Are there negative effects from untreated trichomoniasis?
Unlike chlamydia and gonorrhea, which can lead to pelvic inflammatory disease and subsequent infertility if left untreated, trichomoniasis can’t travel up your reproductive tract and infect those organs. The parasites will stay localized, and may continue to multiply but not spread. However, according to the CDC, the infection can cause some complications for pregnant people such as early delivery and low birth weights.
In the early 1980s, a significant study involving almost 13,000 pregnant women discovered that trichomoniasis was linked to a 30% rise in preterm births and a 30% rise in low-birth-weight newborns. Although the specific cause is still unknown, one idea suggests that trichomoniasis may damage the amniotic membrane, increasing the likelihood that it would rupture early in the pregnancy. Dr. Cackovic claims, “On two separate times in my career, I’ve seen it colonized in amniotic fluid,” while the available scientific data is still quite limited.

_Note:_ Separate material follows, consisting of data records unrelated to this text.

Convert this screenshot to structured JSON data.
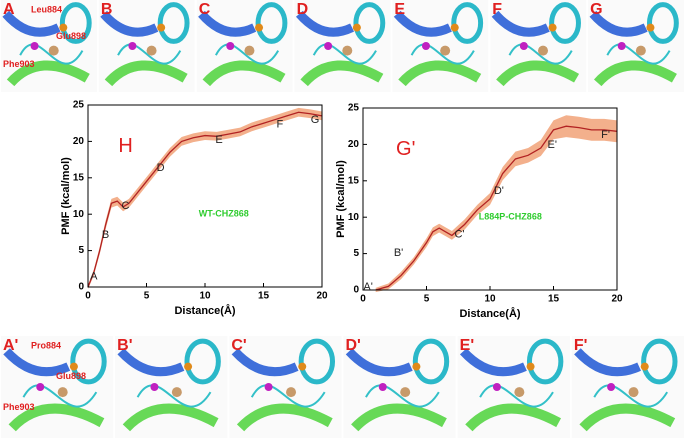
{
  "top_panels": {
    "labels": [
      "A",
      "B",
      "C",
      "D",
      "E",
      "F",
      "G"
    ],
    "residues": [
      "Leu884",
      "Glu898",
      "Phe903"
    ]
  },
  "chart_data": [
    {
      "type": "line",
      "title": "H",
      "note": "WT-CHZ868",
      "xlabel": "Distance(Å)",
      "ylabel": "PMF (kcal/mol)",
      "xlim": [
        0,
        20
      ],
      "ylim": [
        0,
        25
      ],
      "xticks": [
        0,
        5,
        10,
        15,
        20
      ],
      "yticks": [
        0,
        5,
        10,
        15,
        20,
        25
      ],
      "series": [
        {
          "color": "#b22222",
          "band_color": "#f3b08c",
          "x": [
            0,
            0.5,
            1,
            1.5,
            2,
            2.5,
            3,
            3.5,
            4,
            5,
            6,
            7,
            8,
            9,
            10,
            11,
            12,
            13,
            14,
            15,
            16,
            17,
            18,
            19,
            20
          ],
          "values": [
            0,
            2,
            5,
            8.5,
            11.5,
            11.8,
            11,
            11.5,
            12.5,
            14.5,
            16.5,
            18.5,
            20,
            20.5,
            20.8,
            20.7,
            21,
            21.3,
            22,
            22.5,
            23,
            23.5,
            24,
            23.8,
            23.5
          ],
          "errors": [
            0.3,
            0.4,
            0.5,
            0.6,
            0.6,
            0.6,
            0.6,
            0.6,
            0.6,
            0.6,
            0.6,
            0.6,
            0.6,
            0.6,
            0.6,
            0.6,
            0.6,
            0.6,
            0.6,
            0.6,
            0.6,
            0.6,
            0.6,
            0.6,
            0.6
          ]
        }
      ],
      "annotations": [
        {
          "text": "A",
          "x": 0.5,
          "y": 1.4
        },
        {
          "text": "B",
          "x": 1.5,
          "y": 7.1
        },
        {
          "text": "C",
          "x": 3.2,
          "y": 11.1
        },
        {
          "text": "D",
          "x": 6.2,
          "y": 16.3
        },
        {
          "text": "E",
          "x": 11.2,
          "y": 20.2
        },
        {
          "text": "F",
          "x": 16.4,
          "y": 22.3
        },
        {
          "text": "G",
          "x": 19.4,
          "y": 22.9
        }
      ]
    },
    {
      "type": "line",
      "title": "G'",
      "note": "L884P-CHZ868",
      "xlabel": "Distance(Å)",
      "ylabel": "PMF (kcal/mol)",
      "xlim": [
        0,
        20
      ],
      "ylim": [
        0,
        25
      ],
      "xticks": [
        0,
        5,
        10,
        15,
        20
      ],
      "yticks": [
        0,
        5,
        10,
        15,
        20,
        25
      ],
      "series": [
        {
          "color": "#b22222",
          "band_color": "#f3b08c",
          "x": [
            1,
            2,
            3,
            4,
            5,
            5.5,
            6,
            6.5,
            7,
            8,
            9,
            10,
            11,
            12,
            13,
            14,
            15,
            16,
            17,
            18,
            19,
            20
          ],
          "values": [
            0,
            0.5,
            2,
            4,
            6.5,
            8,
            8.5,
            8,
            7.5,
            9,
            11,
            12.5,
            16,
            18,
            18.5,
            19.5,
            22,
            22.5,
            22.3,
            22,
            22,
            21.8
          ],
          "errors": [
            0.3,
            0.4,
            0.5,
            0.5,
            0.6,
            0.6,
            0.6,
            0.6,
            0.6,
            0.7,
            0.7,
            0.8,
            0.9,
            1,
            1,
            1.1,
            1.3,
            1.5,
            1.5,
            1.5,
            1.5,
            1.5
          ]
        }
      ],
      "annotations": [
        {
          "text": "A'",
          "x": 0.4,
          "y": 0.4
        },
        {
          "text": "B'",
          "x": 2.8,
          "y": 5.1
        },
        {
          "text": "C'",
          "x": 7.6,
          "y": 7.6
        },
        {
          "text": "D'",
          "x": 10.7,
          "y": 13.6
        },
        {
          "text": "E'",
          "x": 14.9,
          "y": 19.9
        },
        {
          "text": "F'",
          "x": 19.1,
          "y": 21.3
        }
      ]
    }
  ],
  "bottom_panels": {
    "labels": [
      "A'",
      "B'",
      "C'",
      "D'",
      "E'",
      "F'"
    ],
    "residues": [
      "Pro884",
      "Glu898",
      "Phe903"
    ]
  }
}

Due to the vaginal inflammation it produces, trichomoniasis may also raise your risk of contracting another STI (and spreading it to others), including HIV.
How do you get tested for trichomoniasis?
According to the Mayo Clinic, doctors use a sample of urine or vaginal fluid to determine whether a patient has trichomoniasis. According to Mary Jane Minkin, M.D., a clinical professor of obstetrics and gynecology at Yale Medical School, trichomoniasis testing used to involve cultivating a culture, but more recent, quicker tests are more frequently employed now.
You must request the trichomoniasis test separately because it isn’t often included in everyone’s STD screening panel, according to Dr. Minkin. Otherwise, if you have symptoms, your ob-gyn will advise you to get it (like the unique odor). Ask your ob-gyn if it could be a good idea for you to request the test even if you aren’t exhibiting any symptoms. If you’re engaging in unprotected sex outside of a mutually monogamous relationship, Dr. Minkin advises being checked out. The same is true if you intend to become pregnant because, as we already indicated, trichomoniasis can result in difficulties.
How is trichomoniasis treated?
The CDC reports that the good news is that trichomoniasis may be treated with medications, usually in a single dose. Trichomoniasis is treated with the same oral medicines used to treat B.V., metronidazole or tinidazole.
One extra-important point here: Regardless of symptoms, if you or a sexual partner of yours has trichomoniasis, you both need to be treated to prevent unintentionally spreading it to one other or to someone else. According to the CDC, about one in five trichomoniasis patients relapse within three months of treatment. It is crucial that everyone having intercourse with a trichomoniasis patient likewise take those medications.
Also, Dr. Cackovic advises returning to the doctor two weeks after treatment to confirm that the condition has improved. He continues by saying that trichomoniasis can occasionally go away without treatment, especially in those with a penis. Yet, if left untreated, trichomoniasis can frequently persist for months or even years in those who have a vagina.